The copious and compendious wealth of data in this study is dizzying. One can learn new things on every page. The long French and German footnotes could be excised to reduce bulk, but I must say I never knew before that Charles Haddon Spurgeon took communion every day either at the Tabernacle or in his home. His basic instincts on Scripture are sound (581), and his briefer chapters on Black preaching and Southern Baptist preaching are positive.

His outstanding treatment of Timothy Dwight's vision of a Christian commonwealth and evangelical confrontation with the Enlightenment have significant contemporary relevance. The historical seams are, on the whole, informative and incisive. Having loved F.W. Krummacher for his great preaching on the Cross of Christ, I was elated to discover from Old that he also published a volume of sermons entitled The Risen Redeemer. Such discoveries are invaluable as we seek freshness and forcefulness in preaching the great special days in the Christian calendar, in my view some of the hardest sermons to prepare.

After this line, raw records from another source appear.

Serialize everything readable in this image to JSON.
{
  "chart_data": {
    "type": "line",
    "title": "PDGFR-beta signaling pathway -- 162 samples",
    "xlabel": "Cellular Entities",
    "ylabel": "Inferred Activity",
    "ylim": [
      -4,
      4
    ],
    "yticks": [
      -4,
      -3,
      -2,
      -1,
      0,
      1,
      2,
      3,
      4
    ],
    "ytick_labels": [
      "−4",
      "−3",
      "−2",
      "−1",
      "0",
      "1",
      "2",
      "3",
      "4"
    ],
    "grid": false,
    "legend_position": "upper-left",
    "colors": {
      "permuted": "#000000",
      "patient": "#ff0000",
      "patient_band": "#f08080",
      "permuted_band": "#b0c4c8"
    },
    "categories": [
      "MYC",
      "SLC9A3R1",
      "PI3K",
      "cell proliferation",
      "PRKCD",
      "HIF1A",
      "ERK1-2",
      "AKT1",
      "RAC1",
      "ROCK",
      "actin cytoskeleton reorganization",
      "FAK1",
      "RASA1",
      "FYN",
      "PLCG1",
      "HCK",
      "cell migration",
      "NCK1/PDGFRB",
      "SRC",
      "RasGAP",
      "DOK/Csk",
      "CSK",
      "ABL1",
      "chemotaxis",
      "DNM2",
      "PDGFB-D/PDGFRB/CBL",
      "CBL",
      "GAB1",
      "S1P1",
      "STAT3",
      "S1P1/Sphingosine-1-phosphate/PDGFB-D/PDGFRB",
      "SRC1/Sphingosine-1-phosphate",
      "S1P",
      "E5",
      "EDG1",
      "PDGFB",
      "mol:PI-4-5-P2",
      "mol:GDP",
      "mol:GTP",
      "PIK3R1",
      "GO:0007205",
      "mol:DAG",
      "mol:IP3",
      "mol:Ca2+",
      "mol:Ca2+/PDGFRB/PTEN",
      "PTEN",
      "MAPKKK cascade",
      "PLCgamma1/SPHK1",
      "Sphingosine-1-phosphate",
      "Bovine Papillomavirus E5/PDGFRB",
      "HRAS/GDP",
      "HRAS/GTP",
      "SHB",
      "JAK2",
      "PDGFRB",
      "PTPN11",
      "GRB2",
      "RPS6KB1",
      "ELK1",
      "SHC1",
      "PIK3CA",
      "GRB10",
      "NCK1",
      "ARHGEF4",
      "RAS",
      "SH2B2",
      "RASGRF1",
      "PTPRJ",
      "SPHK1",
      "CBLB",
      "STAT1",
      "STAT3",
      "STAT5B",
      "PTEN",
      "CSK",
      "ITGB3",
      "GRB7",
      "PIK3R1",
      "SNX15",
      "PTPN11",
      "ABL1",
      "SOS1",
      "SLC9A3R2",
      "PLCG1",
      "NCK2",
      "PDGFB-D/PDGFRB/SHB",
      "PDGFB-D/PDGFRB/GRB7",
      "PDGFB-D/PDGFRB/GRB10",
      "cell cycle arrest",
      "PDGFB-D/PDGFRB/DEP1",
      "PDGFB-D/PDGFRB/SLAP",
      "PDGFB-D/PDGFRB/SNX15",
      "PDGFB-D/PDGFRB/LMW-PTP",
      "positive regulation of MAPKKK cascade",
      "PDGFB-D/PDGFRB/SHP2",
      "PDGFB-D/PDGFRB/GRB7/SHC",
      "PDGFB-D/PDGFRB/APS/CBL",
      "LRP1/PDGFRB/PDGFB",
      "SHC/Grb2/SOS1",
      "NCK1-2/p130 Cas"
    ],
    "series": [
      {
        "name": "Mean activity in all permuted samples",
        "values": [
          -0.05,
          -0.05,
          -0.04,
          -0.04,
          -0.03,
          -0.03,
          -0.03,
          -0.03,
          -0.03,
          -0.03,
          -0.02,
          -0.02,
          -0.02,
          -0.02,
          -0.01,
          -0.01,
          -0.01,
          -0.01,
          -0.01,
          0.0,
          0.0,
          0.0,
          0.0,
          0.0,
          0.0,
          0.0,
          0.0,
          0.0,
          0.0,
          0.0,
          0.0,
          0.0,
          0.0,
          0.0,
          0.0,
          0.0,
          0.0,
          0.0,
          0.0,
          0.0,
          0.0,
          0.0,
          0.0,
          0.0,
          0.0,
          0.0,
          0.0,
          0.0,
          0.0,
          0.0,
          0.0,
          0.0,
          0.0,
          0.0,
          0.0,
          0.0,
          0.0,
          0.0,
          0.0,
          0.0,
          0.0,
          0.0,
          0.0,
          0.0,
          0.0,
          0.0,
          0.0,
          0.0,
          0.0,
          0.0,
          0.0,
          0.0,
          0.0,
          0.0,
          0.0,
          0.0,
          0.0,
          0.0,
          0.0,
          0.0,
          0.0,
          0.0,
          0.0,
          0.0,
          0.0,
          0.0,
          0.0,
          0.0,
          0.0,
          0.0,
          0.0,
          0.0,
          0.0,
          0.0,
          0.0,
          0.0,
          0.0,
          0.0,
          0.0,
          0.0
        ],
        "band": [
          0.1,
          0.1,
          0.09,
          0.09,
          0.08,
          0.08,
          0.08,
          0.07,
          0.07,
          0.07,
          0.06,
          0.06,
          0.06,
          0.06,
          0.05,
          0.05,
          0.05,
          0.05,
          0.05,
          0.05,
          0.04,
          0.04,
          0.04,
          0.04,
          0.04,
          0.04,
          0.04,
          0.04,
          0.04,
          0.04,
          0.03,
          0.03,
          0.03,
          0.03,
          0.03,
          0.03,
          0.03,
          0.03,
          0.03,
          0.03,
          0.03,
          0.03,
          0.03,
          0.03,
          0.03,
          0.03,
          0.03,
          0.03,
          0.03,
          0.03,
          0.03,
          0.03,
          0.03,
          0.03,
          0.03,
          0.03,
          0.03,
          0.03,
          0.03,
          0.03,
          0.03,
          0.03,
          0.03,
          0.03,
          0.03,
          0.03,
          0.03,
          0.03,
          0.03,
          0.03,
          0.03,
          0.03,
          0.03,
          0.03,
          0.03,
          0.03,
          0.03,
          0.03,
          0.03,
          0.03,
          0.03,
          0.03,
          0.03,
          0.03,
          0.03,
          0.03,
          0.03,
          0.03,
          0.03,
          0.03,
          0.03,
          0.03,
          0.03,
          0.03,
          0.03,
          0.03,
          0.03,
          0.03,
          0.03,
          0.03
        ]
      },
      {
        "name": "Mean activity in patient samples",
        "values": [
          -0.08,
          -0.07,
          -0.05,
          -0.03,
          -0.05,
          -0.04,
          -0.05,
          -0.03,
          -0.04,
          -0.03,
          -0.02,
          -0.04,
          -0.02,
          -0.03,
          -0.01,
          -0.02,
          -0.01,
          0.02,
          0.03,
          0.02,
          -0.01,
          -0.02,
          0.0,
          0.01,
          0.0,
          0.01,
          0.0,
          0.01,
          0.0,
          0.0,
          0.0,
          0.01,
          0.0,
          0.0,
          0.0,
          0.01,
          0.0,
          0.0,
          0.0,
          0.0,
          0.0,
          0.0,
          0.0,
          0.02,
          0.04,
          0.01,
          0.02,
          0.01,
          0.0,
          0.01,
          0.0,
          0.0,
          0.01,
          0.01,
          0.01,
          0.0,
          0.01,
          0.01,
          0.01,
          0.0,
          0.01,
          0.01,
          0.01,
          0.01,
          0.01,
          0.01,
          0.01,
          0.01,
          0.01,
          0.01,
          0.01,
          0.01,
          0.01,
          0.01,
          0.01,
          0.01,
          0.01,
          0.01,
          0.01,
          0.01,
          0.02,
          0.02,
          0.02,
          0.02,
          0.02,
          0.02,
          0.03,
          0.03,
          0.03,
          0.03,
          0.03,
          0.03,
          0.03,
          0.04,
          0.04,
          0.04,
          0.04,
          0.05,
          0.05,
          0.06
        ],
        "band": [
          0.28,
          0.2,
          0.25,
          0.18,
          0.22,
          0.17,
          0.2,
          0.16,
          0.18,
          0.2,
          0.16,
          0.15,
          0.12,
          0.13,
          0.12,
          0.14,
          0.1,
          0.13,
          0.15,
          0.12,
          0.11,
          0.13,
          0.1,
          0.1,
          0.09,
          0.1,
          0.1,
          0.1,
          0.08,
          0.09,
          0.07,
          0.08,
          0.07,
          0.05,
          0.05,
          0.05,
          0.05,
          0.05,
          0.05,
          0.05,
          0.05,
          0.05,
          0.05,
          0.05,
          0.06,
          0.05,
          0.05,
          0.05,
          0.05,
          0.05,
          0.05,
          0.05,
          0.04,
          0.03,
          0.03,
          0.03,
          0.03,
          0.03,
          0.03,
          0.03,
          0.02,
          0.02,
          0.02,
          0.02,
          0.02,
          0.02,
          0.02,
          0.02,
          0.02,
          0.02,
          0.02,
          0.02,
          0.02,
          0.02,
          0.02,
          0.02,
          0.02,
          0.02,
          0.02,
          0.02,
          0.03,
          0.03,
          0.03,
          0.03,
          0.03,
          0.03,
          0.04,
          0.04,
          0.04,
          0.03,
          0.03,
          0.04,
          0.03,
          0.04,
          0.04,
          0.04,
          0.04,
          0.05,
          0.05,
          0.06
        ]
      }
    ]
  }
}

Some earlier identified sub‑texts and undercurrents continue to occasion concern as we canvas this high‑quality work and readers should be aware of them, for whatever they are worth:

1) The tendency to make systematic Calvinism the standard of orthodoxy is troubling. Every historian has a bias, but is failure to preach TULIP really the mother of all apostasy? Old loves the Wesleys and William Sangster but "frontier Arminianism" is naughty, and what condemns Norman Vincent Peale is that he was an Arminian (572). (The truth is, many Arminians don't want him either, as William Sangster and A.W. Tozer would be quick to say). When Old is so generous and gracious to Schleiermacher and Harry Emerson Fosdick—who denied supernaturalism entirely—how about a little brotherliness to those for whom Dort is not the New Jerusalem?